= Khlong Krachaeng =

Khlong Krachaeng (คลองกระแชง, /th/) is a tambon (subdistrict) and neighbourhood in Mueang Phetchaburi District, Phetchaburi Province, Thailand.

==History==
Its name Khlong Krachaeng literally translated as "canal of Krachaeng". Khlong Krachaeng is not the name of a canal, but rather the name of a path and community on the west bank of the Phetchaburi River in the area of Mueang Phetchaburi District.

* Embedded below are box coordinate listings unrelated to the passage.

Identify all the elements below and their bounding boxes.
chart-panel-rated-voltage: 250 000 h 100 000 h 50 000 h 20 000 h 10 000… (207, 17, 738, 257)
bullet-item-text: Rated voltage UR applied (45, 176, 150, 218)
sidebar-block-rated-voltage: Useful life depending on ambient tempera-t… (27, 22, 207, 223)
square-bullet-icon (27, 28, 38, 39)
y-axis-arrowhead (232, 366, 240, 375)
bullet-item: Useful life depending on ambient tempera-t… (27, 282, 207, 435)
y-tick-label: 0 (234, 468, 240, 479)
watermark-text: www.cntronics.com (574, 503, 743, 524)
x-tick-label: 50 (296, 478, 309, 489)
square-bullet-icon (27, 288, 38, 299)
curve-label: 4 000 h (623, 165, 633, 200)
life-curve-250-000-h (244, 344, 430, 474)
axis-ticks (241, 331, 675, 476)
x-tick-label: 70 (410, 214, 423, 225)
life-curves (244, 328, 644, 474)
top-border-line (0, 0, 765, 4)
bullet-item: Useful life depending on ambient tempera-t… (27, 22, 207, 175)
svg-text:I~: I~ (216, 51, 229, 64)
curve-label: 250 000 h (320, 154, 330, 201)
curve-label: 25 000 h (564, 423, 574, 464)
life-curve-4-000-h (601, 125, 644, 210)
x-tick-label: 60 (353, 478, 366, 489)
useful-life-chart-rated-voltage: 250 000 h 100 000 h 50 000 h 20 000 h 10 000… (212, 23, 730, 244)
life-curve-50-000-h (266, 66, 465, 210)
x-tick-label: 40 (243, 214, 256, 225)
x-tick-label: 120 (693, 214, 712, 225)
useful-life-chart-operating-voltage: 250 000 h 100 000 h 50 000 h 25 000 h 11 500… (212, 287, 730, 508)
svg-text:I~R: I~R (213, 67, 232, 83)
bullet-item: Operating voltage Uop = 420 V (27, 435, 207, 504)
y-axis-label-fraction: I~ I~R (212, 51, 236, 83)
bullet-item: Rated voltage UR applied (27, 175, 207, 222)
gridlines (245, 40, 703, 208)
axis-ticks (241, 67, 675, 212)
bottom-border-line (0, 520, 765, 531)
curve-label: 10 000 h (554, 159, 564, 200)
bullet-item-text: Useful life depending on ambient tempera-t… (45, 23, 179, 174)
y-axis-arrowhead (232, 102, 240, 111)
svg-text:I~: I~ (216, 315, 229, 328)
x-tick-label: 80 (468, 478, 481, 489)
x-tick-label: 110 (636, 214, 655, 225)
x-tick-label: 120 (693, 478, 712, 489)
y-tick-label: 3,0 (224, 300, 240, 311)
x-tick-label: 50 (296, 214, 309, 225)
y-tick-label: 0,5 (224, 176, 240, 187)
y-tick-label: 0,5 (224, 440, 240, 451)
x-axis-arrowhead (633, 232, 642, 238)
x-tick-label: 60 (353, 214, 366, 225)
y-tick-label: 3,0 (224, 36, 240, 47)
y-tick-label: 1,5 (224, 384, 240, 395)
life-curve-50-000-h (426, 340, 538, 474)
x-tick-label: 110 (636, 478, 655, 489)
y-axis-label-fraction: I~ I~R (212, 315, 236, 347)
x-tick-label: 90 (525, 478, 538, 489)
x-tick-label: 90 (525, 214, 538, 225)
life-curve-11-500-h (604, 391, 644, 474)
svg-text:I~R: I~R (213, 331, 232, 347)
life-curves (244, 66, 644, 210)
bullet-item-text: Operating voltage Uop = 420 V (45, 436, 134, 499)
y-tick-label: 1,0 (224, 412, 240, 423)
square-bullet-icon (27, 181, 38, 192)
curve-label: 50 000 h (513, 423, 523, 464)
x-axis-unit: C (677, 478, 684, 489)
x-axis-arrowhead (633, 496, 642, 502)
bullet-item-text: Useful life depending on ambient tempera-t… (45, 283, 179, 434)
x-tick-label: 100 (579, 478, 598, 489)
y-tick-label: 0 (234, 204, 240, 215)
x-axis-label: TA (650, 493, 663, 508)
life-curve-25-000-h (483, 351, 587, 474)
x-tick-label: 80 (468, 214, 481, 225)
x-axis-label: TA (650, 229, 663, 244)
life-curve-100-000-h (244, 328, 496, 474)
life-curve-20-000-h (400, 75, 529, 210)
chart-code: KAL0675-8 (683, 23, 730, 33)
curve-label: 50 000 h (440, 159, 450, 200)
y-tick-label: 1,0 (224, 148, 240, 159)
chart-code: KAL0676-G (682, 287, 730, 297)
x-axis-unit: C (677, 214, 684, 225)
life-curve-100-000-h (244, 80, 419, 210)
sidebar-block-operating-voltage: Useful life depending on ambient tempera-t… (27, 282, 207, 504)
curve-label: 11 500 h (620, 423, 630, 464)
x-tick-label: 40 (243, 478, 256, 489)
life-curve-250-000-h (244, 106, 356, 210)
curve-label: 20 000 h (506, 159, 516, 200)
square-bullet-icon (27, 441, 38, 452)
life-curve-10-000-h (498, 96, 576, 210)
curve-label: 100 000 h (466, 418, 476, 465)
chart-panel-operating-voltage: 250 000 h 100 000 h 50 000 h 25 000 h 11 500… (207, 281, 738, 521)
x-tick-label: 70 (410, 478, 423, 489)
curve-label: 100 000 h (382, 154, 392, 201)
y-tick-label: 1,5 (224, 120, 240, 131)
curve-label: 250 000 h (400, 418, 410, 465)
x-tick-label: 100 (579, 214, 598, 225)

For the word "Krachaeng" is a kind of boat roof made of bamboo. That is this community was named after the product, Krachaeng or boat roof, it made. The name of the path came afterward. Khlong Krachaeng was also the former name of Mueang Phetchaburi District.

==Geography==
Khlong Krachaeng has a total area of 2 square kilometers (0.77 square miles). The east of the area is a lowland along the river bank. North of the subdistrict is a foothslope of Khao Phanom Khuad, and in the west is a footslope of Khao Sanon or Khao Mahai Sawan, the location of Phra Nakhon Khiri, the historical landmark of Phetchaburi Province.

==Administration==
Khlong Krachaeng is under the administration of Phetchaburi Municipality as well as neighbouring Tha Rap.

==State of society==
The condition of Khlong Krachaeng at present is considered a traditional riverside community similar to the Chanthaboon Waterfront Community of Chanthaburi Province. Some temple and many buildings still remain as beautiful as their former glory. They also reflect the way of life and pride of the Phetchaburi people in the past, including streets and walls decorated with stylish graffiti.

Moreover, Phetchaburi River that flows through this area is also the source of many ancient artifacts. These ancient artifacts are from different periods. Some items are sacred objects. The oldest objects are the bronze pots made in the Dvaravati period (about 1,500 years ago). The pattern on the pot is an old pattern, for example, the diamond shape and Mudwai (loop) patterns are popular patterns in Dvaravati period. Some of them are containers for palm jaggery, good stuff of Phetchaburi until the present. These jaggery containers disappeared when the train came to Phetchaburi, in the King Rama V's reign to be precise.